There is a name behind my survival.
Reggie.
Not “a donor.”
Not a concept.
Not a statistic.
But, a person.
A life.
A story that didn’t end — it continued.
Through me.
Through others.
Through a decision made long before any of us understood how important it would become.
Organ donation lives in a space most people don’t think about until they have to.
Before 2014, I didn’t fully understand it either.
I knew it mattered.
I respected it.
But I didn’t understand the intimacy of it.
The reality.
Survival connected me to a family…an extended family beyond my own — through grief……something we did not share in the same way, but carried together.
That is a complicated kind of gratitude.
Because joy and sorrow exist at the same time.
I was celebrating life.
They were navigating loss.
And somehow, both truths were sacred.
There are moments when gratitude feels overwhelming.
Not heavy in a painful way — heavy in a meaningful way.
You realize your ordinary day is connected to someone else’s extraordinary decision.
You realize breathing easily is not random.
You realize second chances are not abstract.
They are intentional.
Reggie said yes before I needed him to.
And that yes echoes through every ordinary moment of my life.
Legacy changes shape when you live inside it.
It stops being something we talk about at the end of life.
It becomes something we carry daily.
I carry Reggie in quiet ways.
In how I live.
In how I speak about time.
In how I refuse to postpone purpose.
In how I remind people that awareness saves lives.
Because continuation is its own responsibility.
There is also grief in continuation.
Not the kind that replaces gratitude — but the kind that deepens it.
You think about the family.
The milestones.
The moments they wish looked different.
And you learn something profound
Legacy is not about replacing loss.
It is about extending impact.
Reggie didn’t disappear.
His life expanded.
Six people.
Six stories.
Six futures that exist because of one decision.
That is legacy in motion.
Meeting his family changed something in me.
Connection moved this story from medical to human.
From miracle to relationship.
From gratitude to responsibility that felt personal.
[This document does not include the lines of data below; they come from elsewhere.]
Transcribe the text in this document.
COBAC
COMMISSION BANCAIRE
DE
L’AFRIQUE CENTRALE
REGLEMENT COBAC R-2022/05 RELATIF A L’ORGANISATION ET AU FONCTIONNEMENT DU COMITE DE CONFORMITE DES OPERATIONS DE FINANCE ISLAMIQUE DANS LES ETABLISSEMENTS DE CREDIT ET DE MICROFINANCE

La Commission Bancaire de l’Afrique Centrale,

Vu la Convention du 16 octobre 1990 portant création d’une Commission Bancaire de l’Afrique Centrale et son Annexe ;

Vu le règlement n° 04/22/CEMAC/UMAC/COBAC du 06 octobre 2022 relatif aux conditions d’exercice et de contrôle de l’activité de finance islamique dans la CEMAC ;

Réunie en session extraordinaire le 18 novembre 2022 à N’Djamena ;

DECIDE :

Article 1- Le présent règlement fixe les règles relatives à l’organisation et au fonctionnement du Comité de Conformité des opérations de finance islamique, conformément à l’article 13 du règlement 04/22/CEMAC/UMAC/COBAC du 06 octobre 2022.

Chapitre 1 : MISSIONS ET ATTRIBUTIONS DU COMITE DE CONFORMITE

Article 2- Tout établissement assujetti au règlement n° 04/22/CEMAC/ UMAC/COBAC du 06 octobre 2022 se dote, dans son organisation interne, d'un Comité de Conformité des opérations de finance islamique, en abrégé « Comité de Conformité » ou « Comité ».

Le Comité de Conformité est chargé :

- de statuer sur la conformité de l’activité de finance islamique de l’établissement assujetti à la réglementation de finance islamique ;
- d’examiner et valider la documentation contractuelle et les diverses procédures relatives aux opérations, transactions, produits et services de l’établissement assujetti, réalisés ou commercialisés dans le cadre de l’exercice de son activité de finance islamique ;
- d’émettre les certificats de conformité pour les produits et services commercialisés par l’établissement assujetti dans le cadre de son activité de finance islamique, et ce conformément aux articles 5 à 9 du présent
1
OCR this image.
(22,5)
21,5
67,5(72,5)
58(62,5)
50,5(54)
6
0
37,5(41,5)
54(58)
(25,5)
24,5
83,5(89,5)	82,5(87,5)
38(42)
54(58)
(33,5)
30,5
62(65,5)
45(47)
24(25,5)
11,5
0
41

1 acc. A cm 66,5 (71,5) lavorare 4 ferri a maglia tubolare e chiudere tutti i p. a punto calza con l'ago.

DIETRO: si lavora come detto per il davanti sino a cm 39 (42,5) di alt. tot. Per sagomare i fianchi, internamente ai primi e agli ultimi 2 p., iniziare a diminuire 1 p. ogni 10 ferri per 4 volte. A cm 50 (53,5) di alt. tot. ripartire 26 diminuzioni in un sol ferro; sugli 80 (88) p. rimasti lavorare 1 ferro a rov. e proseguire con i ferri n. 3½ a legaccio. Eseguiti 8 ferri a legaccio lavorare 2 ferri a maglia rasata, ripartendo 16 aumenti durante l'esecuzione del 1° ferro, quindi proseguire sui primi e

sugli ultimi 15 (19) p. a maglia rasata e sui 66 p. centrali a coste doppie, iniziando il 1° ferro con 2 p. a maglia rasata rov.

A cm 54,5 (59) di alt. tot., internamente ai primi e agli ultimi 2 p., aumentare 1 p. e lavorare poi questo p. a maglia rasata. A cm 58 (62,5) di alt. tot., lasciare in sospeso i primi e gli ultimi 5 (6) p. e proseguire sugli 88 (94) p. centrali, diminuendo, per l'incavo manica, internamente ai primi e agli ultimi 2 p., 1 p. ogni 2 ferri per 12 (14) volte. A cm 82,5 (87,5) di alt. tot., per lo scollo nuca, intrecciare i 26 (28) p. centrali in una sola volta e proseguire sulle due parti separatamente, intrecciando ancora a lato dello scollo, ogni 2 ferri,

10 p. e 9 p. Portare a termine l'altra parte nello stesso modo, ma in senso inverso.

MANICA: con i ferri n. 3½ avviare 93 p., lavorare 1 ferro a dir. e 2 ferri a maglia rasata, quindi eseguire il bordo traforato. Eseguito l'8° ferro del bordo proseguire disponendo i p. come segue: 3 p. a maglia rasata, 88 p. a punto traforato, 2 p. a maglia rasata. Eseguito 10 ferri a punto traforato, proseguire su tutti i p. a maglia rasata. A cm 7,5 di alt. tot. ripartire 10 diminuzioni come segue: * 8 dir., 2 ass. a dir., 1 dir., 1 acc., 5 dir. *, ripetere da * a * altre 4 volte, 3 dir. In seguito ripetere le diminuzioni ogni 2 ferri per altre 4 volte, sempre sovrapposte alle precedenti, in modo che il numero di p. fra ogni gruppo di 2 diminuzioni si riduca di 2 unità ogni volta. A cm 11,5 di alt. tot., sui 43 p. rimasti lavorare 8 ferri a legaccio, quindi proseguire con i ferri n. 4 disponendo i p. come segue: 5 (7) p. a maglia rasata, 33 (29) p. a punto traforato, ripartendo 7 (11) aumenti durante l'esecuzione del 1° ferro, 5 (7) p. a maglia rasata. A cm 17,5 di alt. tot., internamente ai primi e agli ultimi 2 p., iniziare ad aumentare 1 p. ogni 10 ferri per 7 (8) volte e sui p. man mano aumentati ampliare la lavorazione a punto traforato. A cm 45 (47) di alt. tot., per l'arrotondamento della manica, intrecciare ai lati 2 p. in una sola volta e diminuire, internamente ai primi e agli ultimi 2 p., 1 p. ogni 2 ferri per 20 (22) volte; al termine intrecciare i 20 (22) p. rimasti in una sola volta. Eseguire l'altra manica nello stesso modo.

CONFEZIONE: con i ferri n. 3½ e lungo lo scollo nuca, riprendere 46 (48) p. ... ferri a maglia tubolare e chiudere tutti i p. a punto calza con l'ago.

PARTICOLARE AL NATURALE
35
They are not “the donor’s family.”
They are family.
That is the part people rarely talk about.
How love grows in unexpected directions.
How grief and gratitude create connection.
How survival introduces you to people you were meant to know — even through circumstances you would never choose.
Blooming Unapologetically carries a deeper meaning because of Reggie.
It means living fully without apology for the second chance.
It means using my voice because silence would waste the gift.
It means understanding that purpose is often born from interruption.
I did not choose this story.
But I chose how to live inside it.
And that choice is legacy too.
Reggie lives in continuation.
In breath.
In movement.
In milestones.
In the ordinary days that once felt automatic and now feel intentional.
His yes became my tomorrow.
And my tomorrow became a responsibility to live in a way that honors both of us.
But survival doesn’t end with gratitude.
It evolves into urgency.
Because once you understand life can change overnight…
you stop postponing the things that matter.
Blooming is not a moment.
It is the decision to live aware — again and again.